骨の健康に影響する生活習慣病(2)
〜慢性腎臓病
2017年5月10日
慢性腎臓病は腎臓の働きが徐々に低下する病気で、多くは肥満、喫煙、高たんぱくの食事や、糖尿病、高血圧などの生活習慣病に関係して生じます。長年の不適切な生活によって、中高年になって腎臓病を発症する人が増加していることから、最近では慢性腎臓病も生活習慣病のひとつと考えられるようになっています。
腎臓は血液中の老廃物をろ過して尿として排泄したり、体内の水分量や塩分の調節、赤血球をつくる働きのあるホルモンの分泌、血圧の調節など、重要な働きを担っています。そのため、慢性腎臓病になるとさまざまな弊害が起こります。
初期は腎臓の機能が低下しても、糖尿病と同様、症状はありません。しかし、進行すると体内の水分量を調節できなくなって「むくみ」が生じたり、老廃物が排泄されずに「だるさ」を感じたり、赤血球をつくる働きのあるホルモンの分泌ができずに「貧血」、「めまい」が現れるなどします。
病気を放置して末期腎不全になると、腎臓の働きを補うための透析療法が必要になることもあります。

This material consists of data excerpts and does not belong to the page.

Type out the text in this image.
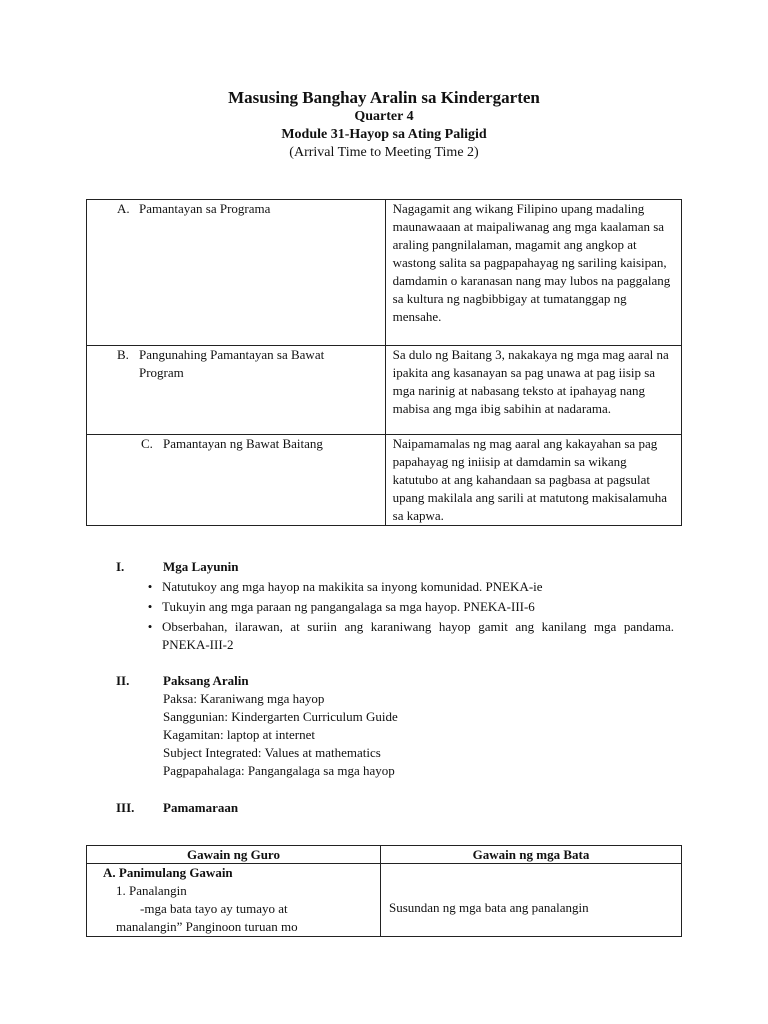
Masusing Banghay Aralin sa Kindergarten
Quarter 4
Module 31-Hayop sa Ating Paligid
(Arrival Time to Meeting Time 2)
A. Pamantayan sa Programa	Nagagamit ang wikang Filipino upang madaling maunawaaan at maipaliwanag ang mga kaalaman sa araling pangnilalaman, magamit ang angkop at wastong salita sa pagpapahayag ng sariling kaisipan, damdamin o karanasan nang may lubos na paggalang sa kultura ng nagbibbigay at tumatanggap ng mensahe.

B. Pangunahing Pamantayan sa Bawat Program	Sa dulo ng Baitang 3, nakakaya ng mga mag aaral na ipakita ang kasanayan sa pag unawa at pag iisip sa mga narinig at nabasang teksto at ipahayag nang mabisa ang mga ibig sabihin at nadarama.

C. Pamantayan ng Bawat Baitang	Naipamamalas ng mag aaral ang kakayahan sa pag papahayag ng iniisip at damdamin sa wikang katutubo at ang kahandaan sa pagbasa at pagsulat upang makilala ang sarili at matutong makisalamuha sa kapwa.
I.	Mga Layunin
• Natutukoy ang mga hayop na makikita sa inyong komunidad. PNEKA-ie
• Tukuyin ang mga paraan ng pangangalaga sa mga hayop. PNEKA-III-6
• Obserbahan, ilarawan, at suriin ang karaniwang hayop gamit ang kanilang mga pandama. PNEKA-III-2
II.	Paksang Aralin
Paksa: Karaniwang mga hayop
Sanggunian: Kindergarten Curriculum Guide
Kagamitan: laptop at internet
Subject Integrated: Values at mathematics
Pagpapahalaga: Pangangalaga sa mga hayop
III.	Pamamaraan
Gawain ng Guro	Gawain ng mga Bata

A. Panimulang Gawain
1. Panalangin
-mga bata tayo ay tumayo at
manalangin” Panginoon turuan mo	Susundan ng mga bata ang panalangin
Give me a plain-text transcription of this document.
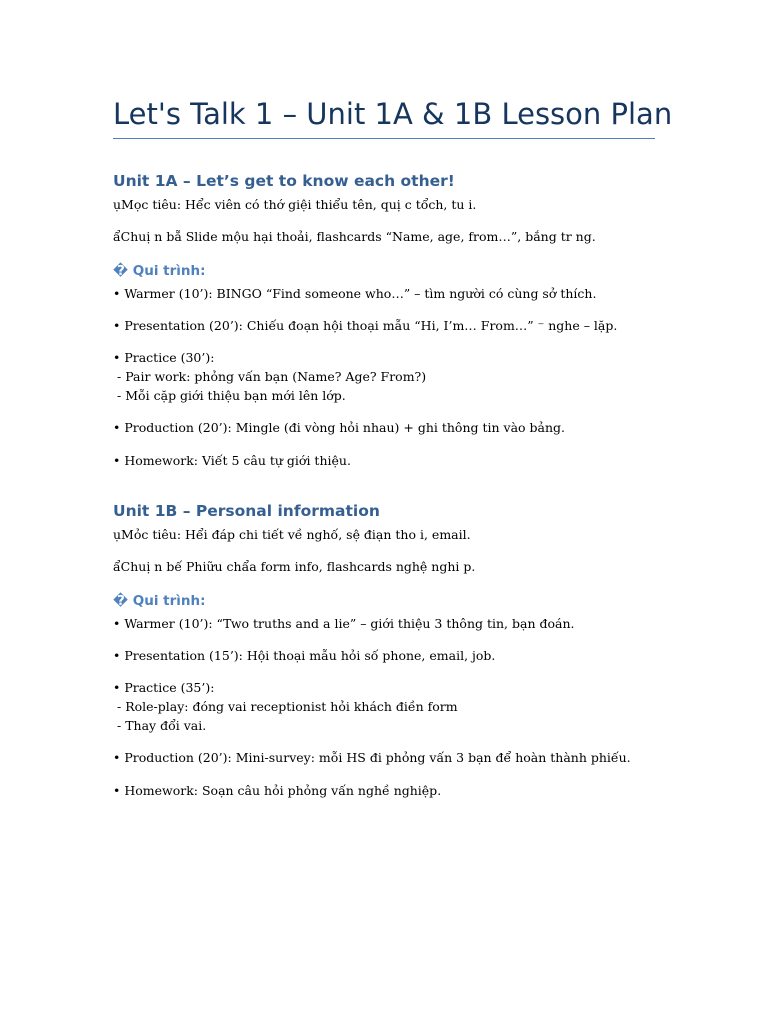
Let's Talk 1 – Unit 1A & 1B Lesson Plan
Unit 1A – Let’s get to know each other!

ụMọc tiêu: Hểc viên có thớ giệi thiểu tên, quị c tổch, tu i.

ẩChuị n bẵ Slide mộu hại thoải, flashcards “Name, age, from…”, bắng tr ng.

� Qui trình:

• Warmer (10’): BINGO “Find someone who…” – tìm người có cùng sở thích.

• Presentation (20’): Chiếu đoạn hội thoại mẫu “Hi, I’m… From…” ⁻ nghe – lặp.

• Practice (30’):

- Pair work: phỏng vấn bạn (Name? Age? From?)

- Mỗi cặp giới thiệu bạn mới lên lớp.

• Production (20’): Mingle (đi vòng hỏi nhau) + ghi thông tin vào bảng.

• Homework: Viết 5 câu tự giới thiệu.

Unit 1B – Personal information

ụMỏc tiêu: Hểi đáp chi tiết về nghố, sệ điạn tho i, email.

ẩChuị n bế Phiữu chẩa form info, flashcards nghệ nghi p.

� Qui trình:

• Warmer (10’): “Two truths and a lie” – giới thiệu 3 thông tin, bạn đoán.

• Presentation (15’): Hội thoại mẫu hỏi số phone, email, job.

• Practice (35’):

- Role-play: đóng vai receptionist hỏi khách điền form

- Thay đổi vai.

• Production (20’): Mini-survey: mỗi HS đi phỏng vấn 3 bạn để hoàn thành phiếu.

• Homework: Soạn câu hỏi phỏng vấn nghề nghiệp.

骨の材料となるカルシウムは、腸管で吸収され血液によって骨に運ばれます。カルシウムを腸管で吸収するにはビタミンDが必要になりますが、そのビタミンDはそのままの状態では働いてくれません。腎臓や肝臓でビタミンDが活性化され、活性型ビタミンDに変わることで、腸管からカルシウムを効率よく吸収できるようになります。
慢性腎臓病で腎臓の機能が低下すると、ビタミンDの活性化がスムーズに行われず、食事でカルシウムを摂っても吸収がうまくできなくなります。また、血液中のカルシウムが不足すると、骨からカルシウムが溶け出て補おうとするので、骨は次第に弱くなってしまいます。
慢性腎臓病は、糖尿病、高血圧、脂質異常症、肥満などの生活習慣病があると、発症するリスクが高くなる病気です。特に、糖尿病や高血圧と関係が深く、合併すると全身の血管で動脈硬化が進むため、心筋梗塞や脳卒中などのリスクが高くなります。
腎臓の異常は、尿検査の「たんぱく尿」や「微量アルブミン」、血液検査の「クレアチニン」の値などでわかります。腎臓機能の低下が疑われたら早めに受診することが大切です。
糖尿病や慢性腎臓病の人は骨密度が高くても骨折リスクが高い
糖尿病や慢性腎臓病があると、骨密度が正常値であっても、骨質が低下して骨が弱くなっていることがあります。同じ骨密度の人でもこれらの病気がある人は、ない人に比べて骨折リスクが上昇します。生活習慣が関係して発症し、日本人の糖尿病の9割を占める2型糖尿病では、男性が4.73倍、女性では1.86倍に骨折リスクが上がり、慢性腎臓病では進行すると2倍に高まるとされます。そのため、骨粗しょう症が軽症であっても治療を行うことが勧められています。